Avro Hive table creation with schema and without schema - partition

Hi @itversity Sir,

Can you please confirm that below method of “Creation of Hive dynamic table partitioned” in avro file format is correct or not and acceptable in CCA175 certification:

Creating Hive table - partitioned in Avro format without schema file:

create table orders_test_avro(order_id int, order_date string, customer_id int) PARTITIONED BY (order_status string) stored as avro;

Loading data dynamically as below:

insert into orders_test_avro PARTITION(order_status) select * from orders;

Data loaded into partitions successfully and able to query without any issues. Data is in Avro format.
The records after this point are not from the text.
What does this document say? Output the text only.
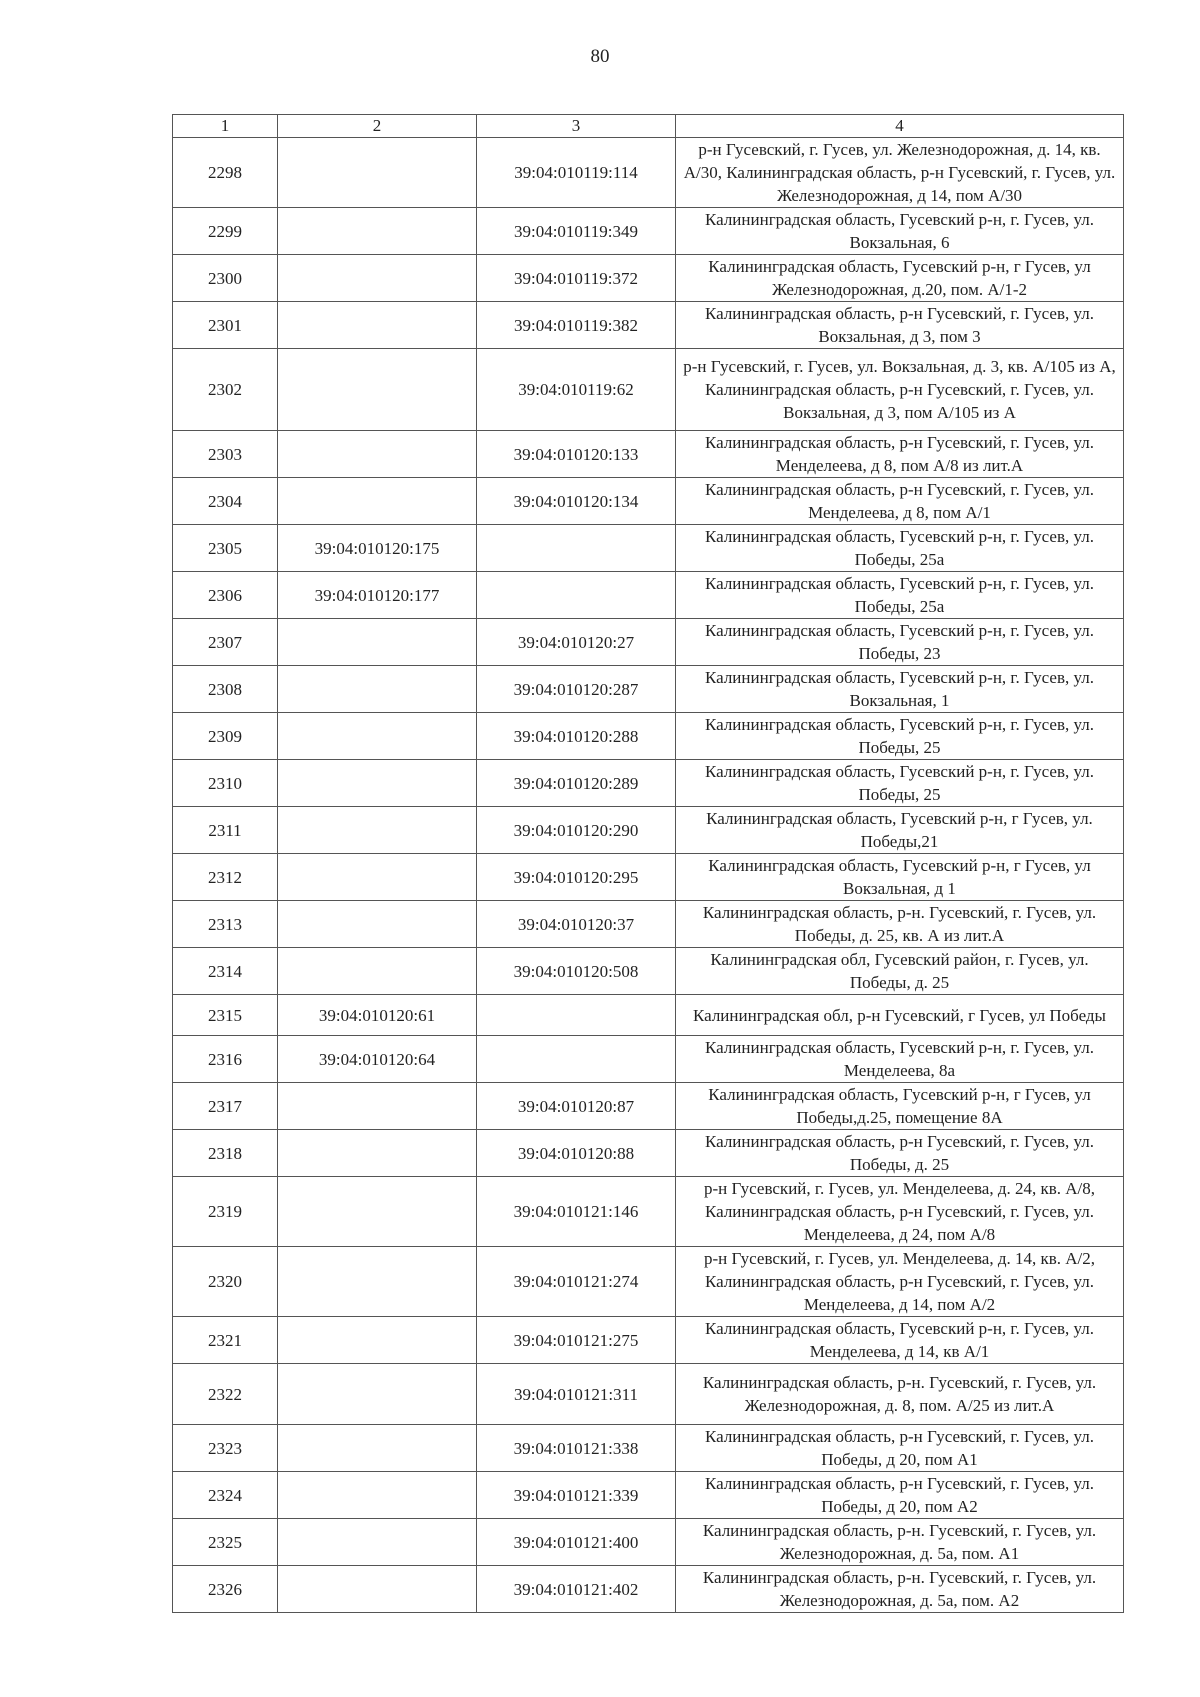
80
1	2	3	4
2298		39:04:010119:114	р-н Гусевский, г. Гусев, ул. Железнодорожная, д. 14, кв. А/30, Калининградская область, р-н Гусевский, г. Гусев, ул. Железнодорожная, д 14, пом А/30
2299		39:04:010119:349	Калининградская область, Гусевский р-н, г. Гусев, ул. Вокзальная, 6
2300		39:04:010119:372	Калининградская область, Гусевский р-н, г Гусев, ул Железнодорожная, д.20, пом. А/1-2
2301		39:04:010119:382	Калининградская область, р-н Гусевский, г. Гусев, ул. Вокзальная, д 3, пом 3
2302		39:04:010119:62	р-н Гусевский, г. Гусев, ул. Вокзальная, д. 3, кв. А/105 из А, Калининградская область, р-н Гусевский, г. Гусев, ул. Вокзальная, д 3, пом А/105 из А
2303		39:04:010120:133	Калининградская область, р-н Гусевский, г. Гусев, ул. Менделеева, д 8, пом А/8 из лит.А
2304		39:04:010120:134	Калининградская область, р-н Гусевский, г. Гусев, ул. Менделеева, д 8, пом А/1
2305	39:04:010120:175		Калининградская область, Гусевский р-н, г. Гусев, ул. Победы, 25а
2306	39:04:010120:177		Калининградская область, Гусевский р-н, г. Гусев, ул. Победы, 25а
2307		39:04:010120:27	Калининградская область, Гусевский р-н, г. Гусев, ул. Победы, 23
2308		39:04:010120:287	Калининградская область, Гусевский р-н, г. Гусев, ул. Вокзальная, 1
2309		39:04:010120:288	Калининградская область, Гусевский р-н, г. Гусев, ул. Победы, 25
2310		39:04:010120:289	Калининградская область, Гусевский р-н, г. Гусев, ул. Победы, 25
2311		39:04:010120:290	Калининградская область, Гусевский р-н, г Гусев, ул. Победы,21
2312		39:04:010120:295	Калининградская область, Гусевский р-н, г Гусев, ул Вокзальная, д 1
2313		39:04:010120:37	Калининградская область, р-н. Гусевский, г. Гусев, ул. Победы, д. 25, кв. А из лит.А
2314		39:04:010120:508	Калининградская обл, Гусевский район, г. Гусев, ул. Победы, д. 25
2315	39:04:010120:61		Калининградская обл, р-н Гусевский, г Гусев, ул Победы
2316	39:04:010120:64		Калининградская область, Гусевский р-н, г. Гусев, ул. Менделеева, 8а
2317		39:04:010120:87	Калининградская область, Гусевский р-н, г Гусев, ул Победы,д.25, помещение 8А
2318		39:04:010120:88	Калининградская область, р-н Гусевский, г. Гусев, ул. Победы, д. 25
2319		39:04:010121:146	р-н Гусевский, г. Гусев, ул. Менделеева, д. 24, кв. А/8, Калининградская область, р-н Гусевский, г. Гусев, ул. Менделеева, д 24, пом А/8
2320		39:04:010121:274	р-н Гусевский, г. Гусев, ул. Менделеева, д. 14, кв. А/2, Калининградская область, р-н Гусевский, г. Гусев, ул. Менделеева, д 14, пом А/2
2321		39:04:010121:275	Калининградская область, Гусевский р-н, г. Гусев, ул. Менделеева, д 14, кв А/1
2322		39:04:010121:311	Калининградская область, р-н. Гусевский, г. Гусев, ул. Железнодорожная, д. 8, пом. А/25 из лит.А
2323		39:04:010121:338	Калининградская область, р-н Гусевский, г. Гусев, ул. Победы, д 20, пом А1
2324		39:04:010121:339	Калининградская область, р-н Гусевский, г. Гусев, ул. Победы, д 20, пом А2
2325		39:04:010121:400	Калининградская область, р-н. Гусевский, г. Гусев, ул. Железнодорожная, д. 5а, пом. А1
2326		39:04:010121:402	Калининградская область, р-н. Гусевский, г. Гусев, ул. Железнодорожная, д. 5а, пом. А2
P.S: There is no difference between the ‘# Storage Information’ in table description. in SerDe information as well.

Please find the formatted description of table in next post.

(Continuation from above post):
Below is my own procedure
hive> desc formatted orders_test_avro;
OK

col_name data_type comment

order_id int
order_date string
customer_id int

Partition Information

col_name data_type comment

order_status string

Detailed Table Information

Database: retaildb_org
Owner: c968cff1ae084ddb5c658b2ce83350
CreateTime: Fri Feb 03 07:24:27 UTC 2017
LastAccessTime: UNKNOWN
Protect Mode: None
Retention: 0
Location: hdfs://ip-172-31-53-48.ec2.internal:8020/apps/hive/warehouse/retaildb_org.db/orders_test_avro
Table Type: MANAGED_TABLE
Table Parameters:
transient_lastDdlTime 1486106667

Storage Information

SerDe Library: org.apache.hadoop.hive.serde2.avro.AvroSerDe
InputFormat: org.apache.hadoop.hive.ql.io.avro.AvroContainerInputFormat
OutputFormat: org.apache.hadoop.hive.ql.io.avro.AvroContainerOutputFormat
Compressed: No
Num Buckets: -1
Bucket Columns: []
Sort Columns: []
Storage Desc Params:
serialization.format 1
Time taken: 0.07 seconds, Fetched: 33 row(s)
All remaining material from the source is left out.